Security Operations Engineer (PID0632/0633)

This is a remote position.

Security Operations Engineer (PID0632/0633) ISRC SAO

Contract / Freelance

Full-time

Remote with travel readiness required (Germany)

Start: 29/06/2026

About the role

We are seeking a Security Operations Engineer to join the Information Security, Risk and Compliance function of a large internal platform programme in the energy sector. Working within a cloud-native, hybrid platform environment, you will design and build the SecOps tooling ecosystem, develop detection capabilities and support incident response activities as the programme scales towards a structured 24x7 security operations capability.

What you'll be doing

Designing and building SecOps tooling covering SIEM, SOAR, vulnerability detection and management, EDR, logging pipelines and user behaviour analytics

Developing architectural patterns and solution designs for the security tool ecosystem

Evaluating and integrating new tools and platforms to strengthen detection, response and automation capabilities

Building and maintaining scalable data ingestion, correlation and alerting workflows for advanced detection and response

Coordinating with operational engineers to jointly maintain SecOps workflows and ensure platform reliability

Building automation scripts, playbooks and workflows in SOAR tooling to enhance response efficiency and reduce analyst workload

Designing and building an internal SecOps product providing detection and response capabilities for vulnerabilities, threats and security events

Integrating with the internal observability product and broader corporate SOC capabilities

Providing technical management during incidents, including tooling behaviour, data quality and engineering fixes

Developing, testing and operationalising detection capabilities based on evolving threats and platform telemetry

Creating and maintaining detection-as-code artefacts such as Sigma rules, YARA, KQL queries and static analysis rules

Validating detection quality through adversary simulation, purple-teaming or continuous tuning

Requirements

What you'll need

5+ years of experience in security operations, engineering and cloud security tooling

Engineering background in SIEM/SOAR, EDR platforms, log ingestion, telemetry pipelines, scripting (Python, PowerShell, Go) and cloud-native security tooling

Experience with infrastructure-as-code, CI/CD toolchains and container orchestration (Kubernetes)

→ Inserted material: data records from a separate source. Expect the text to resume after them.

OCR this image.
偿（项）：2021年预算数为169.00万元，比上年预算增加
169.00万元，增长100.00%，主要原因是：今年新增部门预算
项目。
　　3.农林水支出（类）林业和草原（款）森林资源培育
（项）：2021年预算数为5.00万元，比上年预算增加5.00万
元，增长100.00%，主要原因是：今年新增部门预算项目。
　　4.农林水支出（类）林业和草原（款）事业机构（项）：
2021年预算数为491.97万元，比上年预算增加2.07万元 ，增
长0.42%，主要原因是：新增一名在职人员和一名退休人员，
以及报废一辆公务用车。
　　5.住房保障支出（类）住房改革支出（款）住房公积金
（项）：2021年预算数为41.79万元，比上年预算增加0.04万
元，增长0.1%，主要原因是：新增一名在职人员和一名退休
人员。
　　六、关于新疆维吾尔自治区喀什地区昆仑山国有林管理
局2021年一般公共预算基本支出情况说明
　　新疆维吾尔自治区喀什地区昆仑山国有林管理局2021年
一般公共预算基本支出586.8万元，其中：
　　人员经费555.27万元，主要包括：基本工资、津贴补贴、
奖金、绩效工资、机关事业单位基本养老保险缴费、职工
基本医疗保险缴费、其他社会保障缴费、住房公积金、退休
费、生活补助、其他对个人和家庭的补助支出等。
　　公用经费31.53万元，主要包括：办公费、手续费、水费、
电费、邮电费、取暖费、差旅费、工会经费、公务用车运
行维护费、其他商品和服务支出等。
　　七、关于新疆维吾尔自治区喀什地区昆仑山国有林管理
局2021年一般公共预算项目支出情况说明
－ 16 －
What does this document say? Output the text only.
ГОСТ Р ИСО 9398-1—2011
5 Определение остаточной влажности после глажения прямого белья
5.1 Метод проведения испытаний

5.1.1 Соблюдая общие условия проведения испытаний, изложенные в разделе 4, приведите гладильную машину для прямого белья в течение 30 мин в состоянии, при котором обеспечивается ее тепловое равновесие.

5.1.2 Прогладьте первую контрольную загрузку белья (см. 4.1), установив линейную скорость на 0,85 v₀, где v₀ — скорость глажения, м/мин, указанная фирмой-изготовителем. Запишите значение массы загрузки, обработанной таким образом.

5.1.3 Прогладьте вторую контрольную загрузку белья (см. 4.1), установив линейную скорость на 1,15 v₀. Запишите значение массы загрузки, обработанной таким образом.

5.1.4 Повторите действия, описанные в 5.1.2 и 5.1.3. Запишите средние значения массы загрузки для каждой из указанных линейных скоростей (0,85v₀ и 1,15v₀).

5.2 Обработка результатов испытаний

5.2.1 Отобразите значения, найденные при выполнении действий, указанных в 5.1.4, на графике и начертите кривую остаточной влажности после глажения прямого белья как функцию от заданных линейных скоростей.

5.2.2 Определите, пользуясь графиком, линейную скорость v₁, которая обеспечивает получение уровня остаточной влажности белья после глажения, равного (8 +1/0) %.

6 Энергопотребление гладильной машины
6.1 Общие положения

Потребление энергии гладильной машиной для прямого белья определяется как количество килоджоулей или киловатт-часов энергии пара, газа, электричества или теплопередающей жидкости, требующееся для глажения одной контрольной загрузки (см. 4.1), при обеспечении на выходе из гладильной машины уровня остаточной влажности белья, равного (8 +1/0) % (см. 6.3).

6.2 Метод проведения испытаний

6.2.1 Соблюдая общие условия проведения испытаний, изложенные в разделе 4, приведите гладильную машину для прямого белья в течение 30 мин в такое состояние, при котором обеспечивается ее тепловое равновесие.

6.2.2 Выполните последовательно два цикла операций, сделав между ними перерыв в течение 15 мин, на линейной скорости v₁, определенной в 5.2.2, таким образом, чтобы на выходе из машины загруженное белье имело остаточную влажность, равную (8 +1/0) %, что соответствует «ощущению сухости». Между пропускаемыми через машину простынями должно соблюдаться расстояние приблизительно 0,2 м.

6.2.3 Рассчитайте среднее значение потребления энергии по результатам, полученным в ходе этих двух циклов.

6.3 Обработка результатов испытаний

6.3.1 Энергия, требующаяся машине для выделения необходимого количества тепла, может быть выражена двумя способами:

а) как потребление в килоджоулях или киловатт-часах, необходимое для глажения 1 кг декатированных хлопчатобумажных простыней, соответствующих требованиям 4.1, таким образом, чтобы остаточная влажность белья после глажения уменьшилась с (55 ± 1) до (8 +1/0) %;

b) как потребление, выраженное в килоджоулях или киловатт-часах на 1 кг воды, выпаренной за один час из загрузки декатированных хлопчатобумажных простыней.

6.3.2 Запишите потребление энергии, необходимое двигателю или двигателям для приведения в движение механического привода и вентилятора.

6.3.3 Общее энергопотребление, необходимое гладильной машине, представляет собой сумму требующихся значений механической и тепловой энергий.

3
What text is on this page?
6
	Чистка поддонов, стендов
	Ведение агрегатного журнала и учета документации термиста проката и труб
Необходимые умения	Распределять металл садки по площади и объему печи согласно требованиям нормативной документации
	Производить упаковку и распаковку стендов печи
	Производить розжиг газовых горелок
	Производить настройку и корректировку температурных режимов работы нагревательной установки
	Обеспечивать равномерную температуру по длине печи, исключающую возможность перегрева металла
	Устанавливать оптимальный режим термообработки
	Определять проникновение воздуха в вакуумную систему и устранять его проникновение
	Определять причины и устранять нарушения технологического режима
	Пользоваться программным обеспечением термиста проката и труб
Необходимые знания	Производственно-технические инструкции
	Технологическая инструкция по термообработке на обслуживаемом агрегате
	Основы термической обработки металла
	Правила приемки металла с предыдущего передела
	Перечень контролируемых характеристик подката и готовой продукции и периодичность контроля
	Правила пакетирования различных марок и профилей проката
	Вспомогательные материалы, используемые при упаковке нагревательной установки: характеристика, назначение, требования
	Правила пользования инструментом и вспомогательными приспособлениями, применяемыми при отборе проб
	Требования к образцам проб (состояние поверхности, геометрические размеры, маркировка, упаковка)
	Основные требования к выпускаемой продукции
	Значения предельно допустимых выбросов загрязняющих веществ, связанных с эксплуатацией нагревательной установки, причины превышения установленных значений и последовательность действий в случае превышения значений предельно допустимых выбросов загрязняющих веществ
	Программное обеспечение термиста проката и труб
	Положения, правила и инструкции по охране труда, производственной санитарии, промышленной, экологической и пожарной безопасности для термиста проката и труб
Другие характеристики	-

Experience with threat modelling, detection engineering frameworks, TTP matrices and MITRE ATT&CK

Experience creating architectural diagrams, interface specifications and onboarding guidelines

Experience with logging and detection solutions for cloud architecture

Fluent English, spoken and written (C1 minimum)

Desirable

Experience with Wazuh

Familiarity with observability platforms and OpenTelemetry

Background in SOC Analyst Tier 1-3 roles or understanding of security operations centres

Knowledge of security frameworks including BSI, ISO 27001 and MITRE ATT&CK

Experience with GCP or other public cloud providers

DFIR or blue team certifications (CySA+, GIAC, GCIH, BTL)

Kubernetes security experience (CKS or CNCF related)

Benefits

Als Freiberufler / Auftragnehmer bei uns genießen Sie flexible Arbeitszeiten und die Freiheit, Ihre eigenen Projekte zu wählen. Unsere Plattform bietet Ihnen Zugang zu spannenden Projekten in verschiedenen Branchen und unterstützt Sie bei Ihrer beruflichen Entwicklung. Sie profitieren von einer attraktiven Vergütung und einem engagierten Team, das Ihnen bei Fragen zur Seite steht. Arbeiten Sie unabhängig und nutzen Sie unser starkes Netzwerk, um Ihre beruflichen Ziele zu erreichen.